In grades 3-11 five, that’s right, five test a year!!
- Two summative, required assessment components designed to:
- Two non-summative, optional assessment components designed to:
- An additional third non-summative component will assess students’ speaking and listening skills
- Make “college- and career-readiness” and “on-track” determinations,
- Measure the full range of standards and full performance continuum, and
- Provide data for accountability uses, including measures of growth.
- Generate timely information for informing instruction, interventions, and professional development during the school year.
The folks from PARCC, and apparently the folks in DC and Albany see nothing wrong with five tests every year.
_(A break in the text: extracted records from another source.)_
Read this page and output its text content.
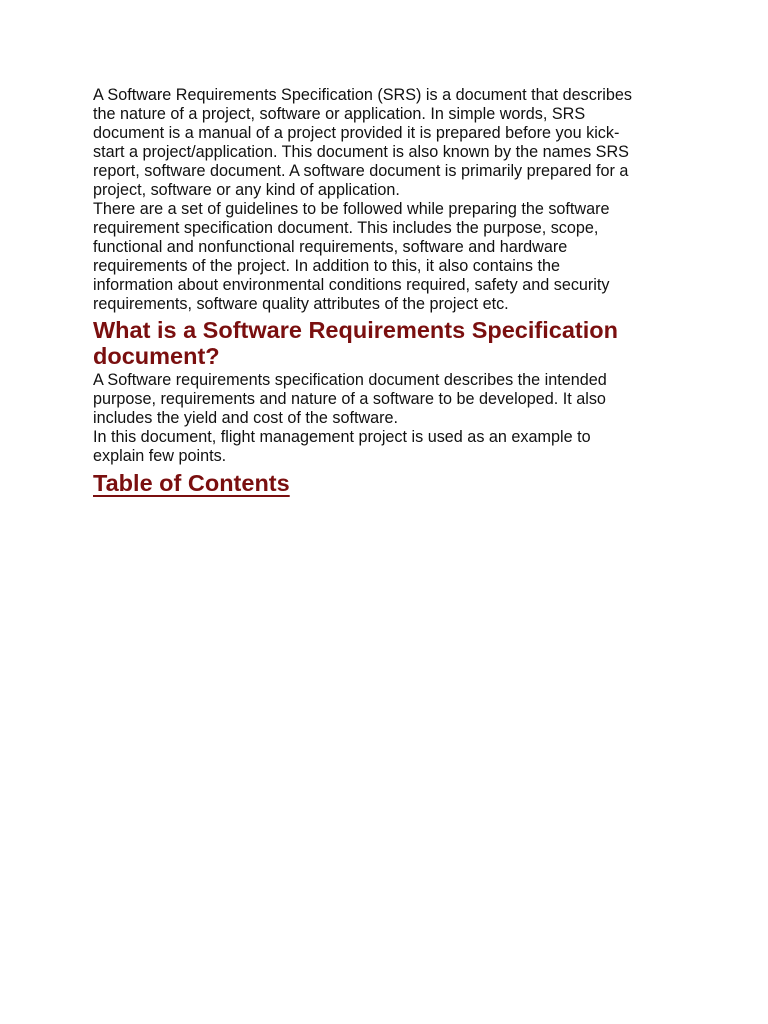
A Software Requirements Specification (SRS) is a document that describes
the nature of a project, software or application. In simple words, SRS
document is a manual of a project provided it is prepared before you kick-
start a project/application. This document is also known by the names SRS
report, software document. A software document is primarily prepared for a
project, software or any kind of application.

There are a set of guidelines to be followed while preparing the software
requirement specification document. This includes the purpose, scope,
functional and nonfunctional requirements, software and hardware
requirements of the project. In addition to this, it also contains the
information about environmental conditions required, safety and security
requirements, software quality attributes of the project etc.

What is a Software Requirements Specification
document?

A Software requirements specification document describes the intended
purpose, requirements and nature of a software to be developed. It also
includes the yield and cost of the software.

In this document, flight management project is used as an example to
explain few points.

Table of Contents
This year several thousand kids who have passed all their courses will not graduate. Each year the number will grow because there is only one path to graduation – the Regents exam to be replaced by the PARCC exams.
Raising the bar does not make athletes or kids jump higher.
Not without scaffolds and supports.
Perhaps following research that identifies successful practices that schools ignore: see the work of Robert Balfanz at John Hopkins, “Putting Middle Grades Students on the Graduation Path” http://www.amle.org/portals/0/pdf/research/Research_from_the_Field/Policy_Brief_Balfanz.pdf)
Or, acknowledging that the policies in New York City are disastrous for kids living in the poorest neighborhoods, A Rotting Apple: Education Redlining in New York City
The state must “get real,” PARCC will simply increase the number of kids left behind and the rest may become more and more adept test takers – not adults able to create and thrive. An op ed in the New York Times questions the impact of a college education, kids seem to be learning very little in their very, very expensive four years in college.
Views of the current system are, like Rashomon , dependent upon the lens of the viewer. Eric Nadelstern and I see the past ten years differently, however, I agree with his concluding passage in his Schoolbook blog ,
I would counsel [the new mayor] to evaluate the reforms of the past decade before deciding to adopt or dismiss them. I would recommend that we look to the future rather than the past in selecting the next chancellor. And I would respectfully suggest that the glory days of public education lie ahead of us to a time when every child, regardless of race and socioeconomic status, is able to achieve at the highest levels.